I’ll conclude with Mario Draghi’s recommendation from the report, which I fully endorse:
Increase joint investment in world-leading research and technology infrastructure. Research and technology infrastructure is essential for ground-breaking R&I, and often serves as a focal point of R&I ecosystems. They connect academia and RTOs with the industry, enable the business valorisation of breakthrough research and are a magnet for talent. We have already discussed the remarkable returns from the creation of the European Organization for Nuclear Research (CERN) and emphasised that the future of CERN is at risk due to China’s progress in emulating one of CERN’s most promising current projects, the Future Circular Collider (FCC). Refinancing CERN and ensuring its continued global leadership in frontier research should be regarded as a top EU priority, given the objective of maintaining European prominence in this critical area of fundamental research, which is expected to generate significant business spillovers in the coming years.

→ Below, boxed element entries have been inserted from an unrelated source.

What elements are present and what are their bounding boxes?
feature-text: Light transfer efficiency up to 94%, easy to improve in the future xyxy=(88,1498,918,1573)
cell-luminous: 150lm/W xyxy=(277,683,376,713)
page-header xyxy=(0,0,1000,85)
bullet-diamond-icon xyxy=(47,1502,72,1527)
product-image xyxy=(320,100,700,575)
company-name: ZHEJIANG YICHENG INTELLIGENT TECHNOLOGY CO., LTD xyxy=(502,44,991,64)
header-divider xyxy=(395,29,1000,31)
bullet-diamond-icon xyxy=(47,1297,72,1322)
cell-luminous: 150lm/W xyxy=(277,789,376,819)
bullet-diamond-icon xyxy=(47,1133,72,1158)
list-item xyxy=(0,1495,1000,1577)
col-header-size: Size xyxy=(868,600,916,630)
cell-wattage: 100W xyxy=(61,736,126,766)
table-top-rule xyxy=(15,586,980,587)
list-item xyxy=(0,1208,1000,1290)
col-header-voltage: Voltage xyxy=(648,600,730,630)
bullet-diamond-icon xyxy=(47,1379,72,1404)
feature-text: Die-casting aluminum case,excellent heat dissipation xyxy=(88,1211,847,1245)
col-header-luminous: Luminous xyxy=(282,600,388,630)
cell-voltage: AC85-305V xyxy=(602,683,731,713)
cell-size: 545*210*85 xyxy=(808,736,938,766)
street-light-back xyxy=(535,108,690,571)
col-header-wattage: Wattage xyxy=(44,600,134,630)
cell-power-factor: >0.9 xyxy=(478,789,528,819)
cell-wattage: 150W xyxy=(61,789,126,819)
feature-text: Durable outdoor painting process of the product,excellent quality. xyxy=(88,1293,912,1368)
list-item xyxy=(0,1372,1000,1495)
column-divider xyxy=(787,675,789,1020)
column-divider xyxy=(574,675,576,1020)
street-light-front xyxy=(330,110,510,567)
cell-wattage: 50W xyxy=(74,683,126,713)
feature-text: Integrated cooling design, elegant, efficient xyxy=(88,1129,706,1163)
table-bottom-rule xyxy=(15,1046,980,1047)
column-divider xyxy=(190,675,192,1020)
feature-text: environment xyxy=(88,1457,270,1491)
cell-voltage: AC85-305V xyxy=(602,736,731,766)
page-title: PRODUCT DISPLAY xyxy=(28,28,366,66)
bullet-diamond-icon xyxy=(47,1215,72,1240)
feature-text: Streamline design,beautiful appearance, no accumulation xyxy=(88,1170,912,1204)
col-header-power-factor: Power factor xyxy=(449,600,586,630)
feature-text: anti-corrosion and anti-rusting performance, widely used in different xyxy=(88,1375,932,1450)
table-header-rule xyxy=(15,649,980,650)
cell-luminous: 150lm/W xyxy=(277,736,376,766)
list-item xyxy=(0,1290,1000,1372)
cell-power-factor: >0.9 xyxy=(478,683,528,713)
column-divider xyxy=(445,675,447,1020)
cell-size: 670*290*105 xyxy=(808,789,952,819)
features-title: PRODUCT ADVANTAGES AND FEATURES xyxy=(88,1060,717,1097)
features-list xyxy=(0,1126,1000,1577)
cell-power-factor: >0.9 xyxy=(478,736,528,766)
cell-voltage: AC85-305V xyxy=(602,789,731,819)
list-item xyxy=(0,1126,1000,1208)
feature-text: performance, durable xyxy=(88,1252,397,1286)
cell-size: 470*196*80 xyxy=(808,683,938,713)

However, the example of CERN is not unique. There is a clear need for scale when developing globally competitive state-of-the-art infrastructure, whether it is single-site (as seen in the case of the European Southern Observatory) or distributed infrastructure (as seen in the case of the EuroHPC Joint Undertaking). To achieve the appropriate scale, there is a need for pooling resources from different sources: EU funds, national funds and private investment12. An accelerated process and faster selection are necessary to create more new ground-breaking infrastructure spanning Technology Readiness Levels (TRLs) and technologies. The focus should also be on technology infrastructure, which benefit companies in developing and testing new products and services.
And, to be clear: given my age and the timeline of these projects, it’s unlikely that I will personally see the FCC in operation or participate in the analysis of its data. That will be done, if all goes well, by the students of my students. But imagining the future, even if we won’t witness it ourselves, is part of our responsibility.